Tuesday, July 29, 2008


Helping people learn to use words well is a popular topic for online experts. The funny thing is, none of them agree how to do it. Some swear by spelling rules, while others focus on word origins or using tricks to memorize tough words. There are word games to practice skills, word-a-day email services to build vocabulary, and online dictionaries galore. Plus hundreds of sites for people who just love words.

The biggest problem you’ll have searching for websites about words and writing will be sorting through them. But do take the time to dig. You may discover the help you’re looking for in unexpected places, such as sites for parents of dyslexics or for adults learning English. Most sites are reasonably family-friendly. Some have separate sections for “rude” language; only a few have it mixed right in. Keep in mind that sites from outside the U.S. may use British spelling (“color” vs. “colour,” for example).

Search terms you can try include “spelling rules” (26,000 hits alone on Google), “spelling lists,” and “spelling mnemonics” (those little rhymes and sayings that help you remember how to spell hard words – extra points for spelling “mnemonics” right). Take a tip from those SAT prep classes and type in “‘word origins’ Latin Greek” to bone up on English roots; WordFocus.com is a good place to start.

Learning is fun with sites like David Appleyard’s guide to mnemonic initial sounds, which explains how Harry Potter fans knew right away that Slytherin and Snape were the bad guys. Build your family’s vocabulary one word at a time with A Word A Day, online or emailed right to you. Challenge your emergent readers at FunBrain.com. Or if you’ve got a kid who thinks it’s spelling that needs fixing, not kids who can’t spell (a notion that’s been kicking around for probably a century or more without much success – see “Adirondak Loj” near Lake Placid), send him to The Spelling Society for a look at their ames, offisers, leeflets, and so on (and a kids’ page listed in their links).

Many teachers believe the best way to improve writing skills is to write, a lot. Story starters, also called writing prompts, give budding authors fresh ideas. Younger children can try the examples at KinderKorner.com, while Everyday Spelling, the site that supports the textbook series, has writing prompts, word puzzles, spelling lists and more by grade through middle school.

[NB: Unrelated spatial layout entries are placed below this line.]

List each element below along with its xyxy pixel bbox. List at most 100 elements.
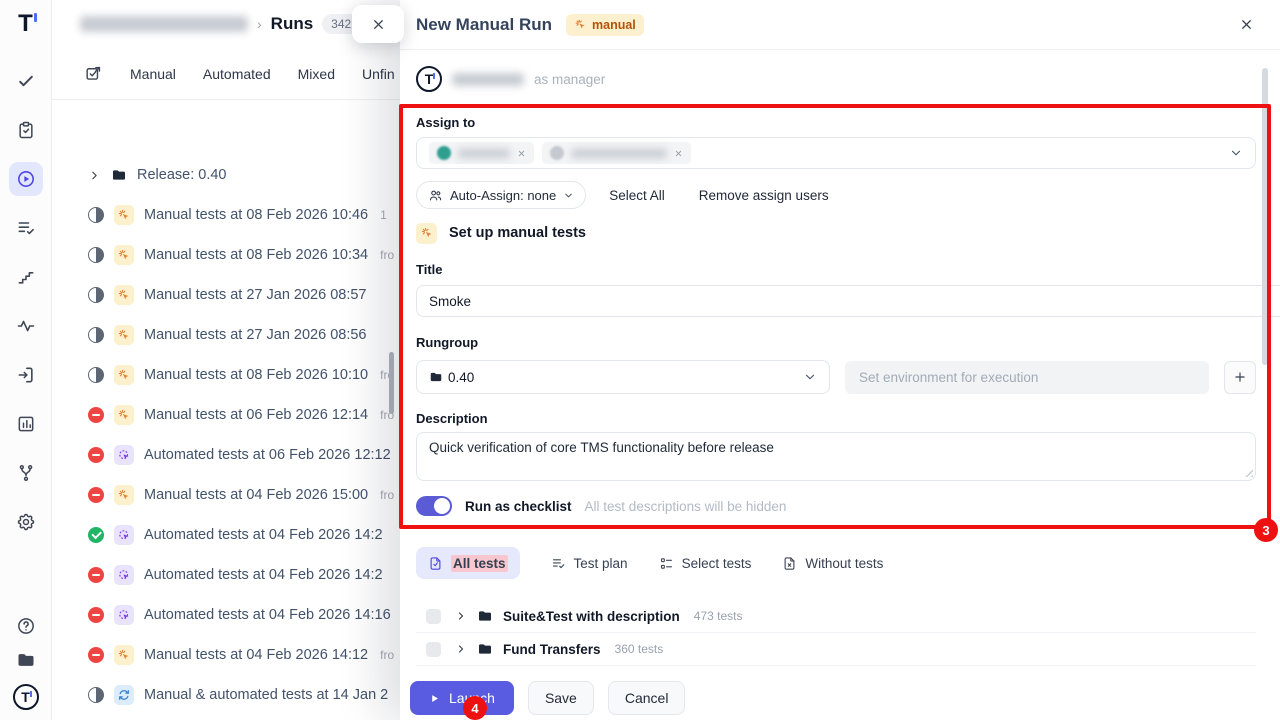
folder-icon — [477, 608, 493, 624]
runs-play-icon[interactable] — [9, 162, 43, 196]
clipboard-check-icon[interactable] — [9, 113, 43, 147]
run-row[interactable]: Manual tests at 08 Feb 2026 10:34fro — [52, 235, 400, 275]
manual-run-icon — [114, 205, 134, 225]
tab-without-tests[interactable]: Without tests — [782, 556, 883, 571]
status-failed-icon — [88, 607, 104, 623]
click-icon — [416, 223, 437, 244]
suite-checkbox[interactable] — [426, 642, 441, 657]
status-in-progress-icon — [88, 687, 104, 703]
chevron-right-icon[interactable] — [455, 610, 467, 622]
manual-run-icon — [114, 325, 134, 345]
suite-checkbox[interactable] — [426, 609, 441, 624]
chevron-down-icon — [803, 370, 817, 384]
assignee-chip[interactable] — [542, 142, 691, 164]
batch-select-icon[interactable] — [84, 64, 103, 83]
settings-gear-icon[interactable] — [9, 505, 43, 539]
import-icon[interactable] — [9, 358, 43, 392]
title-input[interactable] — [416, 285, 1280, 317]
activity-pulse-icon[interactable] — [9, 309, 43, 343]
assignees-multiselect[interactable] — [416, 137, 1256, 169]
assignee-chip[interactable] — [429, 142, 534, 164]
modal-scrollbar[interactable] — [1262, 68, 1268, 365]
run-as-checklist-toggle[interactable] — [416, 496, 452, 516]
launch-button[interactable]: Launch — [410, 681, 514, 715]
checklist-hint: All test descriptions will be hidden — [585, 499, 787, 514]
chevron-down-icon[interactable] — [1229, 146, 1243, 160]
assignee-avatar — [437, 146, 451, 160]
run-row[interactable]: Manual & automated tests at 14 Jan 2 — [52, 675, 400, 715]
tab-unfinished[interactable]: Unfin — [362, 66, 395, 82]
project-name-blurred[interactable] — [80, 16, 248, 32]
app-logo[interactable]: T — [18, 10, 33, 38]
mixed-run-icon — [114, 685, 134, 705]
status-failed-icon — [88, 447, 104, 463]
run-label: Automated tests at 06 Feb 2026 12:12 — [144, 447, 391, 463]
test-plan-list-icon[interactable] — [9, 211, 43, 245]
status-in-progress-icon — [88, 207, 104, 223]
run-row[interactable]: Manual tests at 06 Feb 2026 12:14fro — [52, 395, 400, 435]
status-in-progress-icon — [88, 247, 104, 263]
run-row[interactable]: Automated tests at 04 Feb 2026 14:2 — [52, 555, 400, 595]
help-icon[interactable] — [16, 616, 36, 636]
release-group-row[interactable]: Release: 0.40 — [52, 155, 400, 195]
suite-row[interactable]: Fund Transfers 360 tests — [416, 633, 1256, 666]
select-all-link[interactable]: Select All — [609, 188, 665, 203]
environment-input[interactable] — [845, 361, 1209, 394]
automated-run-icon — [114, 525, 134, 545]
remove-assignee-icon[interactable] — [517, 149, 526, 158]
manual-run-icon — [114, 245, 134, 265]
modal-footer: Launch Save Cancel — [410, 681, 685, 715]
automated-run-icon — [114, 445, 134, 465]
run-suffix: 1 — [380, 208, 387, 222]
suite-row[interactable]: Suite&Test with description 473 tests — [416, 600, 1256, 633]
run-label: Manual tests at 06 Feb 2026 12:14 — [144, 407, 368, 423]
tab-select-tests[interactable]: Select tests — [659, 556, 752, 571]
run-row[interactable]: Manual tests at 04 Feb 2026 14:12fro — [52, 635, 400, 675]
tab-all-tests[interactable]: All tests — [416, 547, 520, 579]
description-wrap: Quick verification of core TMS functiona… — [416, 432, 1256, 481]
run-row[interactable]: Manual tests at 08 Feb 2026 10:10fro — [52, 355, 400, 395]
add-environment-button[interactable] — [1224, 361, 1256, 394]
drawer-close-button[interactable] — [352, 5, 404, 43]
run-row[interactable]: Manual tests at 04 Feb 2026 15:00fro — [52, 475, 400, 515]
tests-check-icon[interactable] — [9, 64, 43, 98]
profile-avatar[interactable]: T — [13, 684, 39, 710]
run-row[interactable]: Manual tests at 27 Jan 2026 08:56 — [52, 315, 400, 355]
tab-automated[interactable]: Automated — [203, 66, 271, 82]
chevron-right-icon[interactable] — [455, 643, 467, 655]
users-icon — [428, 188, 443, 203]
run-row[interactable]: Automated tests at 04 Feb 2026 14:16 — [52, 595, 400, 635]
breadcrumb-separator: › — [257, 16, 262, 32]
run-row[interactable]: Manual tests at 08 Feb 2026 10:46 1 — [52, 195, 400, 235]
projects-folder-icon[interactable] — [16, 650, 36, 670]
reports-chart-icon[interactable] — [9, 407, 43, 441]
run-row[interactable]: Automated tests at 04 Feb 2026 14:2 — [52, 515, 400, 555]
modal-header: New Manual Run manual — [400, 0, 1280, 50]
runs-list-scrollbar[interactable] — [389, 352, 394, 414]
test-suites-tree: Suite&Test with description 473 tests Fu… — [416, 600, 1256, 666]
assignee-name-blurred — [458, 149, 510, 158]
auto-assign-button[interactable]: Auto-Assign: none — [416, 181, 586, 209]
tab-test-plan[interactable]: Test plan — [551, 556, 628, 571]
run-row[interactable]: Automated tests at 06 Feb 2026 12:12 — [52, 435, 400, 475]
remove-assign-users-link[interactable]: Remove assign users — [699, 188, 829, 203]
branch-icon[interactable] — [9, 456, 43, 490]
tab-mixed[interactable]: Mixed — [298, 66, 335, 82]
save-button[interactable]: Save — [528, 681, 594, 715]
assign-to-label: Assign to — [416, 115, 1256, 130]
run-label: Automated tests at 04 Feb 2026 14:2 — [144, 527, 383, 543]
cancel-button[interactable]: Cancel — [608, 681, 686, 715]
manual-run-icon — [114, 645, 134, 665]
steps-icon[interactable] — [9, 260, 43, 294]
run-label: Manual tests at 08 Feb 2026 10:46 — [144, 207, 368, 223]
rungroup-select[interactable]: 0.40 — [416, 360, 830, 394]
close-icon[interactable] — [1235, 13, 1258, 36]
chevron-right-icon[interactable] — [88, 169, 101, 182]
description-textarea[interactable]: Quick verification of core TMS functiona… — [416, 432, 1256, 481]
tab-manual[interactable]: Manual — [130, 66, 176, 82]
manual-run-icon — [114, 405, 134, 425]
run-label: Manual & automated tests at 14 Jan 2 — [144, 687, 388, 703]
run-row[interactable]: Manual tests at 27 Jan 2026 08:57 — [52, 275, 400, 315]
remove-assignee-icon[interactable] — [674, 149, 683, 158]
folder-icon — [477, 641, 493, 657]
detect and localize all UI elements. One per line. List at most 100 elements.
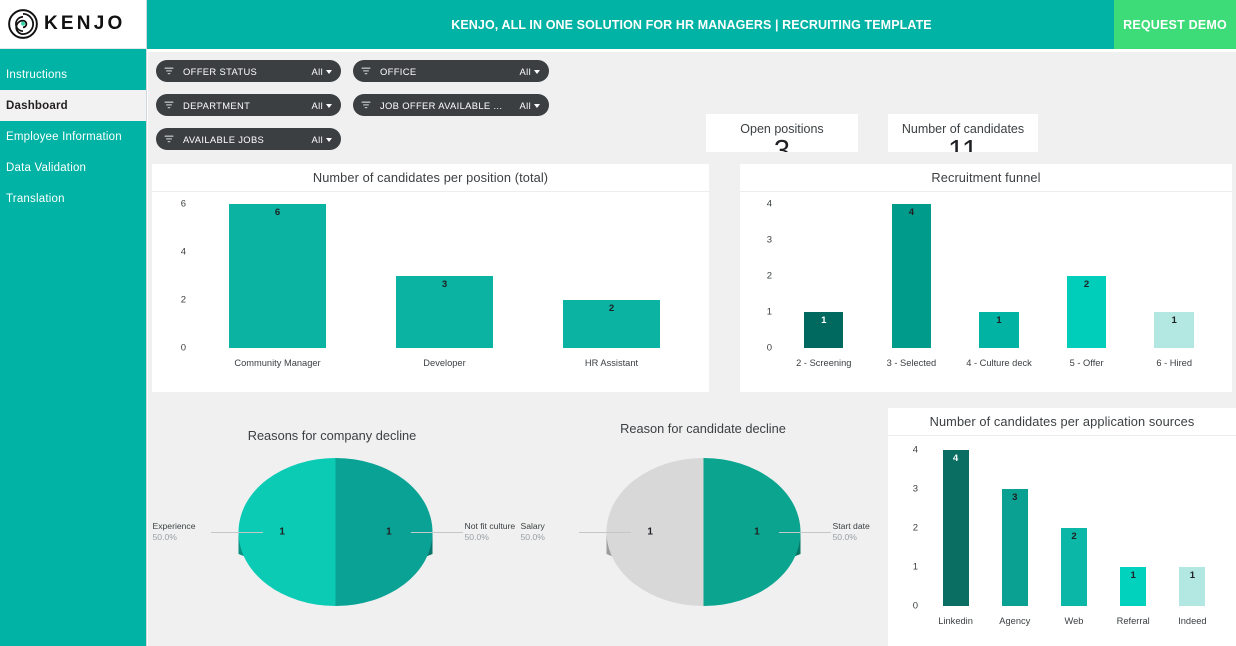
pie-leader-line [578, 532, 631, 533]
plot-area: 0 2 4 6 6 Community Manager 3 Developer 2 HR Assi… [152, 192, 709, 374]
y-axis-tick: 4 [912, 444, 918, 456]
bar[interactable]: 1 [1154, 312, 1194, 348]
pie-category-label: Not fit culture 50.0% [465, 521, 516, 542]
filter-value[interactable]: All [520, 100, 540, 111]
sidebar-item-data-validation[interactable]: Data Validation [0, 152, 146, 183]
x-axis-label: 2 - Screening [796, 358, 852, 368]
page-title: KENJO, ALL IN ONE SOLUTION FOR HR MANAGE… [451, 17, 932, 32]
x-axis-label: HR Assistant [584, 358, 639, 368]
pie-category-label: Start date 50.0% [833, 521, 870, 542]
chevron-down-icon [534, 103, 540, 108]
chevron-down-icon [534, 69, 540, 74]
bar[interactable]: 1 [1179, 567, 1206, 606]
bar[interactable]: 3 [1001, 489, 1028, 606]
logo: KENJO [0, 0, 146, 49]
chart-recruitment-funnel: Recruitment funnel 0 1 2 3 4 1 2 - Screening 4 3… [740, 164, 1232, 392]
filter-available-jobs[interactable]: AVAILABLE JOBS All [156, 128, 341, 150]
filter-value[interactable]: All [312, 100, 332, 111]
filter-value[interactable]: All [312, 66, 332, 77]
plot-area: 0 1 2 3 4 4 Linkedin 3 Agency 2 Web 1 Referral 1 Indee… [888, 436, 1236, 632]
pie-reasons-company-decline: 1 1 Experience 50.0% Not fit culture 50.0% [153, 454, 515, 644]
filter-department[interactable]: DEPARTMENT All [156, 94, 341, 116]
bar-value-label: 2 [608, 303, 615, 314]
x-axis-label: Referral [1116, 616, 1150, 626]
sidebar-item-employee-information[interactable]: Employee Information [0, 121, 146, 152]
bar-value-label: 4 [952, 453, 959, 464]
bar[interactable]: 2 [563, 300, 660, 348]
sidebar-item-translation[interactable]: Translation [0, 183, 146, 214]
y-axis-tick: 2 [180, 294, 186, 306]
bar[interactable]: 2 [1066, 276, 1107, 348]
filter-funnel-icon [164, 101, 174, 109]
filter-label: JOB OFFER AVAILABLE ... [380, 99, 503, 111]
bar[interactable]: 4 [942, 450, 969, 606]
filter-job-offer-available[interactable]: JOB OFFER AVAILABLE ... All [353, 94, 549, 116]
bar-value-label: 6 [274, 207, 281, 218]
pie-label-percent: 50.0% [152, 531, 177, 542]
bar-value-label: 2 [1083, 279, 1090, 290]
bar[interactable]: 6 [229, 204, 326, 348]
filter-funnel-icon [164, 135, 174, 143]
filter-value[interactable]: All [520, 66, 540, 77]
sidebar-item-label: Employee Information [6, 130, 122, 143]
x-axis-label: Developer [423, 358, 466, 368]
pie-category-label: Experience 50.0% [153, 521, 196, 542]
pie-label-percent: 50.0% [520, 531, 545, 542]
sidebar-item-label: Instructions [6, 68, 68, 81]
sidebar: KENJO Instructions Dashboard Employee In… [0, 0, 147, 646]
sidebar-nav: Instructions Dashboard Employee Informat… [0, 49, 146, 214]
filter-funnel-icon [164, 67, 174, 75]
y-axis-tick: 3 [912, 483, 918, 495]
bar[interactable]: 1 [1120, 567, 1147, 606]
chart-title-reason-candidate-decline: Reason for candidate decline [620, 421, 786, 436]
y-axis-tick: 3 [766, 234, 772, 246]
bar-value-label: 1 [821, 315, 827, 326]
y-axis-tick: 1 [912, 561, 918, 573]
filter-office[interactable]: OFFICE All [353, 60, 549, 82]
x-axis-label: 4 - Culture deck [966, 358, 1032, 368]
bar-value-label: 1 [1189, 570, 1196, 581]
sidebar-item-label: Translation [6, 192, 65, 205]
pie-label-percent: 50.0% [464, 531, 489, 542]
x-axis-label: 6 - Hired [1156, 358, 1193, 368]
filter-label: OFFICE [380, 65, 417, 77]
page-header: KENJO, ALL IN ONE SOLUTION FOR HR MANAGE… [147, 0, 1236, 49]
sidebar-item-instructions[interactable]: Instructions [0, 59, 146, 90]
pie-value-label: 1 [386, 526, 392, 538]
pie-svg [606, 458, 801, 606]
sidebar-item-dashboard[interactable]: Dashboard [0, 90, 146, 121]
bar[interactable]: 1 [979, 312, 1019, 348]
y-axis-tick: 2 [912, 522, 918, 534]
chart-title: Recruitment funnel [931, 170, 1041, 185]
request-demo-button[interactable]: REQUEST DEMO [1114, 0, 1236, 49]
bar[interactable]: 2 [1060, 528, 1088, 606]
y-axis-tick: 0 [912, 600, 918, 612]
pie-label-name: Salary [520, 521, 545, 531]
x-axis-label: 3 - Selected [886, 358, 937, 368]
bar[interactable]: 4 [891, 204, 932, 348]
y-axis-tick: 1 [766, 306, 772, 318]
dashboard-page: KENJO Instructions Dashboard Employee In… [0, 0, 1236, 646]
pie-leader-line [778, 532, 831, 533]
bar-value-label: 3 [441, 279, 448, 290]
y-axis-tick: 0 [766, 342, 772, 354]
filter-funnel-icon [361, 101, 371, 109]
pie-value-label: 1 [279, 526, 285, 538]
pie-value-label: 1 [647, 526, 653, 538]
filter-value[interactable]: All [312, 134, 332, 145]
chart-title: Number of candidates per position (total… [312, 170, 549, 185]
bar-value-label: 2 [1071, 531, 1077, 542]
filter-funnel-icon [361, 67, 371, 75]
chart-title: Number of candidates per application sou… [929, 414, 1195, 429]
bar[interactable]: 1 [804, 312, 844, 348]
filter-offer-status[interactable]: OFFER STATUS All [156, 60, 341, 82]
filter-label: AVAILABLE JOBS [183, 133, 265, 145]
chart-title-reasons-company-decline: Reasons for company decline [247, 428, 417, 443]
pie-svg [238, 458, 433, 606]
bar[interactable]: 3 [396, 276, 493, 348]
chevron-down-icon [326, 137, 332, 142]
filter-label: OFFER STATUS [183, 65, 258, 77]
kpi-label: Open positions [740, 122, 824, 136]
kpi-label: Number of candidates [901, 122, 1025, 136]
bar-value-label: 3 [1012, 492, 1018, 503]
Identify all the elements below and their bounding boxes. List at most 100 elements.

The best online dictionaries, like Merriam-Webster, go way beyond a spellcheck and a thesaurus. Enchanted Learning’s picture dictionary for new readers not only links to related pages on the same site, it also comes in several bilingual versions. LibrarySpot.com has a list of specialty dictionaries, including OneLook.com’s reverse dictionary to find that word that’s stuck on the tip of your tongue. And word snobs can turn to the mother of all reference books, the Oxford English Dictionary, for word games from easy to “fiendishly difficult,” quotations, and much more.

Your kids don’t have to be serious word lovers to love the Spoonerisms, palindromes, and silly signs at Fun-with-words.com. But REALLY serious word lovers should take a peek at how the champs train at www.spellingbee.com, online home of the Scripps National Spelling Bee (which will hold this year’s televised finals starting June 1st). Who knows? They might just get inspired.